OTEL SDKs β†’ OTEL Agent β†’ Victoria Metrics β†’ Grafana β†’ Slack/Telegram
Uptime Kuma β†’ Slack (availability monitoring)
GCP Security Command Center β†’ Real-time threat findings

AWS Stack

CloudFront Access Logs β†’ CloudWatch Logs β†’ CloudWatch Alarms β†’ SNS β†’ Slack/Email
AWS WAF Logs β†’ CloudWatch β†’ Alerts on rule matches, bot activity, blocked requests
AWS GuardDuty β†’ Threat detection β†’ SNS notifications

Alert Thresholds

Metric Threshold
CPU >80%
Memory >85%
Disk >90%
API Response Time >5 seconds
Error Rate >5%
Service Availability <99%

Response Procedure

Step 1: Detect & Acknowledge (0–5 min)

  • Alert received via Slack/Telegram or reported to security@wealthy.in
  • First responder acknowledges in Slack thread

Step 2: Assess & Classify (5–15 min)

  • Determine severity using classification matrix
  • Identify affected systems (GCP, AWS, or both)
  • Check if CERT-In reportable (data breach, malware, DDoS, defacement, phishing, identity theft)

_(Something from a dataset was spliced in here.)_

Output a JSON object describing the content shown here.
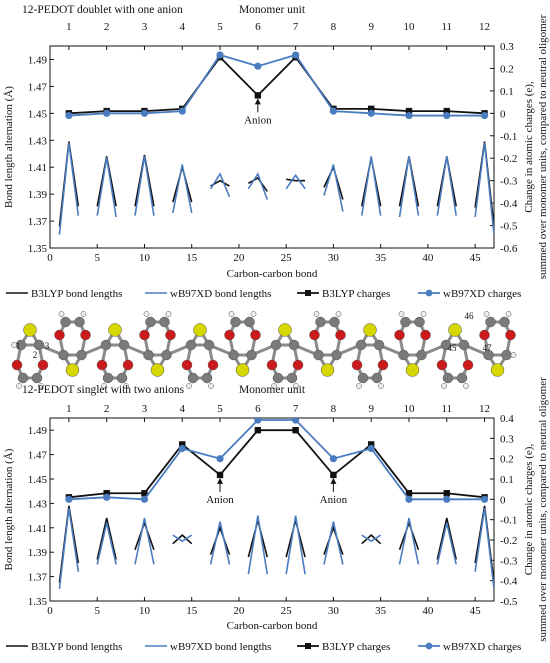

Step 3: Contain (15–60 min)

  • GCP: Isolate affected GKE pods/nodes, revoke IAM credentials, block IPs at Cloudflare
  • AWS: Update WAF rules, block IPs via CloudFront geo-restriction or WAF IP sets, revoke compromised IAM keys, isolate affected resources
  • Common: Disable compromised accounts, revoke API keys/tokens, preserve logs for forensics

Step 4: Escalate

L1: DevOps Engineers β†’ initial triage and containment
L2: CTO β†’ technical decisions (Critical/High or unresolved)
L3: CEO β†’ business-critical, regulatory, or PR impact

Step 5: Eradicate & Recover

  • Remove malware/malicious artifacts
  • Patch exploited vulnerabilities
  • Restore from clean backups if needed
  • GCP: Redeploy affected GKE workloads, rotate Cloud SQL credentials
  • AWS: Rotate IAM keys, update CloudFront/WAF configs, redeploy Lambda functions if compromised
  • Verify system integrity before returning to production

Step 6: Document

  • Update incident timeline in Slack channel
  • Preserve all logs, screenshots, evidence
  • Create Plane task for follow-up actions

Physical Incident Response

Scenario Actions
Lost/Stolen Laptop (Mac / Windows) Report to security@wealthy.in β†’ Sign out Workspace sessions (admin.google.com β†’ User β†’ Sign out all sessions) β†’ Revoke SSO / VPN / all app sessions β†’ Rotate any stored credentials on that device β†’ If MDM-enrolled in Fleet (DEP for Mac, Azure AD for Windows): trigger remote lock + remote wipe via Fleet UI β†’ Hosts β†’ select host β†’ Wipe β†’ Disable Wazuh agent enrollment β†’ For non-MDM hosts (manual / BYOD): rely on FileVault / BitLocker encryption + key non-disclosure to protect data at rest β†’ Guide user to trigger iCloud Find My Mac (if enabled) for additional remote lock/erase β†’ Check access logs for post-incident activity β†’ File police report if theft β†’ Treat as data breach only if disk encryption was unconfirmed.
Lost/Stolen Mobile Report to security@wealthy.in β†’ Sign out Workspace sessions + revoke app sessions (Workspace Basic Endpoint Mgmt supports this for Android/iOS) β†’ Reset auth credentials β†’ Guide user to trigger Find My iPhone / Find My Device β†’ If device contained KYC documents / customer PII beyond Workspace apps: treat as data breach.
Lost/Stolen Storage (USB / external drive) Report to security@wealthy.in β†’ Assess what was on it β†’ If unencrypted sensitive data: treat as data breach (POL-008). Use of unencrypted external drives for Wealthy data is itself a policy violation under POL-009 Data Classification β€” investigate.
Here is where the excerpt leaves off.